Numerical weather prediction in two dimensions with topography, using a finite volume method
For researchers in numerical weather prediction, this work offers an improved finite volume method for handling topography, though it is an incremental advance over existing schemes.
The paper develops a finite volume scheme for 2D inviscid primitive equations with topography, introducing a projection method to enforce boundary conditions. The scheme reduces errors near topography compared to standard methods, and numerical experiments show that random small-scale forcing leads to recurrent large-scale patterns in temperature and velocity fields.

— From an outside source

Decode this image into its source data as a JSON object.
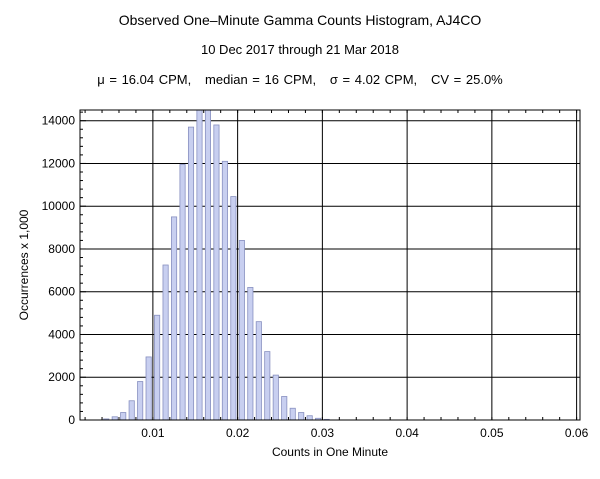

We aim to study a finite volume scheme to solve the two dimensional inviscid primitive equations of the atmosphere with humidity and saturation, in presence of topography and subject to physically plausible boundary conditions to the system of equations. In that respect, a version of a projection method is introduced to enforce the compatibility condition on the horizontal velocity field, which comes from the boundary conditions. The resulting scheme allows for a significant reduction of the errors near the topography when compared to more standard finite volume schemes. In the numerical simulations, we first present the associated good convergence results that are satisfied by the solutions simulated by our scheme when compared to particular analytic solutions. We then report on numerical experiments using realistic parameters. Finally, the effects of a random small-scale forcing on the velocity equation is numerically investigated. The numerical results show that such a forcing is responsible for recurrent large-scale patterns to emerge in the temperature and velocity fields.